The property ads pop up like they would on any other real estate website.
A three-bed, two-bathroom apartment with a turquoise pool for rent on Colombia’s Caribbean coast. A four-bedroom, four-bathroom wood-floored house near the jungle-cloaked Panama border. A sprawling Art Deco mansion in the heart of Colombia’s second biggest city, Medellín.
There is just one catch: the homes for sale were once owned by former right-wing paramilitaries and left-wing guerrillas of the Revolutionary Armed Forces of Colombia (Farc) who fought each other during Colombia’s decades of armed conflict.
In February, Colombia’s government launched an online real estate agency, Bienes FRV (Spanish for Real Estate FRV), in an attempt to sell over 1,600 homes, apartments, farms and lots of land which have either been seized by the government or handed over by armed groups that have demobilised over the past years.
The money earned from the properties, estimated to be worth about $140.3m (£100m), will go towards paying reparations to more than seven million victims of the armed conflict.
But while cash and gold handed over as part of the peace process are easy to convert into funds for the victims, some of the houses and apartments have been “impossible” to sell or rent, explains Miguel Avendaño, who heads the reparation fund for Colombia’s Victims’ Unit.
“The fund needed something like a real estate service,” Mr Avendaño said. “We can’t just lag behind because there were so few sales and rentals. [Having this service] means more resources for victims.”
Since it started putting properties on the market in 2018, the Victims’ Unit has only managed to sell 12 properties formerly owned by combatants.
Mr Avendaño explains that the estate agency is an attempt to add transparency to sales while shifting the narrative of the properties away from their bloody past and toward reparations as the country struggles to heal.
Many of the properties are located in rural areas where the conflict still rages five years after Farc guerrillas signed the peace deal with the government.
Others may be in more secure areas but continue to be overshadowed by their violent history, such as Montecasino Mansion, in Medellín.
The marble-lined mansion sits in the heart of the dense, mountainous city, and is up for rent for $4,700 (£3,385) a month. It boasts 12 rooms, 13 bathrooms, a spiral staircase, a lounge bar, a wine cellar, multiple pools and fountains, sprawling gardens and a gold-painted bathtub shaped like a conch shell.
The mansion’s previous owners were founders of the now-demobilised right-wing paramilitary group United Self-Defense Forces of Colombia.
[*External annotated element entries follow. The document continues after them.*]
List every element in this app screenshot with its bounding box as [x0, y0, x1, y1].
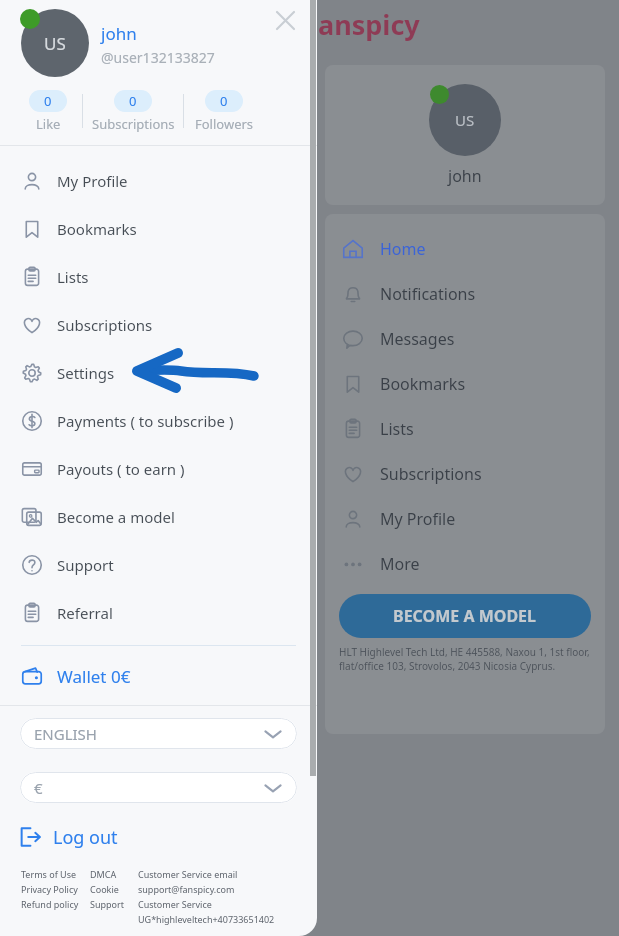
button[interactable]: My Profile	[0, 157, 317, 205]
staticText: €	[34, 778, 43, 798]
button[interactable]: Payments ( to subscribe )	[0, 397, 317, 445]
button[interactable]: Support	[0, 541, 317, 589]
staticText: Payments ( to subscribe )	[57, 411, 234, 431]
staticText: Home	[380, 238, 426, 260]
button[interactable]: Terms of Use	[21, 868, 77, 880]
staticText: 0	[129, 92, 137, 110]
staticText: Subscriptions	[92, 115, 175, 133]
button[interactable]: Payouts ( to earn )	[0, 445, 317, 493]
staticText: Customer Service	[138, 898, 212, 910]
staticText: john	[101, 22, 137, 45]
button[interactable]: ENGLISH	[20, 718, 297, 749]
staticText: HLT Highlevel Tech Ltd, HE 445588, Naxou…	[339, 645, 590, 659]
staticText: Payouts ( to earn )	[57, 459, 185, 479]
staticText: My Profile	[57, 171, 128, 191]
staticText: 0	[44, 92, 52, 110]
staticText: 0	[220, 92, 228, 110]
staticText: BECOME A MODEL	[393, 605, 537, 627]
staticText: Become a model	[57, 507, 175, 527]
staticText: Referral	[57, 603, 113, 623]
staticText: Lists	[57, 267, 89, 287]
button[interactable]: Lists	[0, 253, 317, 301]
button[interactable]: Close	[272, 7, 298, 33]
staticText: john	[448, 165, 482, 187]
button[interactable]: €	[20, 772, 297, 803]
staticText: Notifications	[380, 283, 476, 305]
staticText: My Profile	[380, 508, 456, 530]
staticText: flat/office 103, Strovolos, 2043 Nicosia…	[339, 659, 556, 673]
staticText: Subscriptions	[57, 315, 153, 335]
staticText: Support	[57, 555, 114, 575]
button[interactable]: Subscriptions	[0, 301, 317, 349]
staticText: More	[380, 553, 420, 575]
staticText: Customer Service email	[138, 868, 238, 880]
staticText: DMCA	[90, 868, 117, 880]
button[interactable]: Referral	[0, 589, 317, 637]
staticText: Settings	[57, 363, 115, 383]
staticText: Messages	[380, 328, 455, 350]
staticText: anspicy	[318, 6, 420, 43]
button[interactable]: Settings	[0, 349, 317, 397]
staticText: Bookmarks	[57, 219, 137, 239]
button[interactable]: Privacy Policy	[21, 883, 78, 895]
staticText: Wallet 0€	[57, 665, 131, 688]
staticText: UG*highleveltech+40733651402	[138, 913, 275, 925]
button[interactable]: Bookmarks	[0, 205, 317, 253]
staticText: US	[44, 32, 66, 55]
button[interactable]: Cookie	[90, 883, 119, 895]
staticText: Subscriptions	[380, 463, 482, 485]
staticText: Cookie	[90, 883, 119, 895]
staticText: Followers	[195, 115, 254, 133]
button[interactable]: Log out	[0, 820, 317, 854]
staticText: Like	[36, 115, 61, 133]
staticText: support@fanspicy.com	[138, 883, 235, 895]
staticText: Terms of Use	[21, 868, 77, 880]
staticText: Privacy Policy	[21, 883, 78, 895]
button[interactable]: DMCA	[90, 868, 117, 880]
button[interactable]: Wallet 0€	[0, 652, 317, 700]
staticText: Bookmarks	[380, 373, 466, 395]
button[interactable]: Become a model	[0, 493, 317, 541]
staticText: Refund policy	[21, 898, 79, 910]
button[interactable]: Refund policy	[21, 898, 79, 910]
staticText: Log out	[53, 825, 118, 850]
staticText: Support	[90, 898, 124, 910]
staticText: US	[455, 110, 475, 130]
staticText: @user132133827	[101, 48, 215, 67]
button[interactable]: Support	[90, 898, 124, 910]
staticText: Lists	[380, 418, 414, 440]
staticText: ENGLISH	[34, 724, 97, 744]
The land it was built on was once the site of bloodshed and tragedy.
It was a meeting point where paramilitary bosses planned some of the worst atrocities of Colombia’s long conflict, including bombings and massacres, where people were tortured and where some of the country’s most feared hitmen were trained.
“It’s a mansion that’s unlike any other, on three hectares in the best neighbourhood in Medellín, yet it was impossible to sell,” Mr Avendaño says of its dark past.
It took civil engineer Sergio Ortiz to see beyond its bloody history and to embrace the property’s potential.
The 52-year-old, who says that his own family is a victim of the armed conflict, hopes to rent the property and transform the grounds into an exercise space and park open to the public.
If their bid for the property is accepted, Mr Ortiz’s family want to turn the mansion into a physical therapy centre and an adjacent building into a music centre.
He says their plan is to employ fellow victims of the conflict and “move forward” from the past.
“What we want to offer citizens is a space for sports and recreation,” Mr Ortiz says as he walks through the overgrown gardens and luxurious – though deteriorating – hallways of the mansion.
“This is our way of helping our country, by generating a space of peace and calm.”
But while properties in bigger cities may be relatively safe, buying land in areas where dissident armed groups continue to operate and there is little state presence can be risky and even equal with having a “death wish” says Elizabeth Dickinson, a senior analyst with Crisis Group in Colombia.
“Everyone knows who they used to belong to and, of course, there are some sentiments in those areas of who they still really belong to,” Ms Dickinson explains.
There have been instances where renters have been forced out of their new homes and others where potential buyers have been threatened and backed out.
But Mr Avendaño hopes that as time passes and more properties which once belonged to guerrilla or paramilitary fighters are turned into normal homes, this becomes less of an issue.
In the two months since the estate agency was launched, it has already sold 10 properties.
Mr Ortiz, too, feels hopeful as he looks out across the grounds from Montecasino Mansion.
“This is where we picture the garden,” he says, pointing to a strip of trees and dense underbrush. “We want flowers, flowers and more flowers because they signify life.”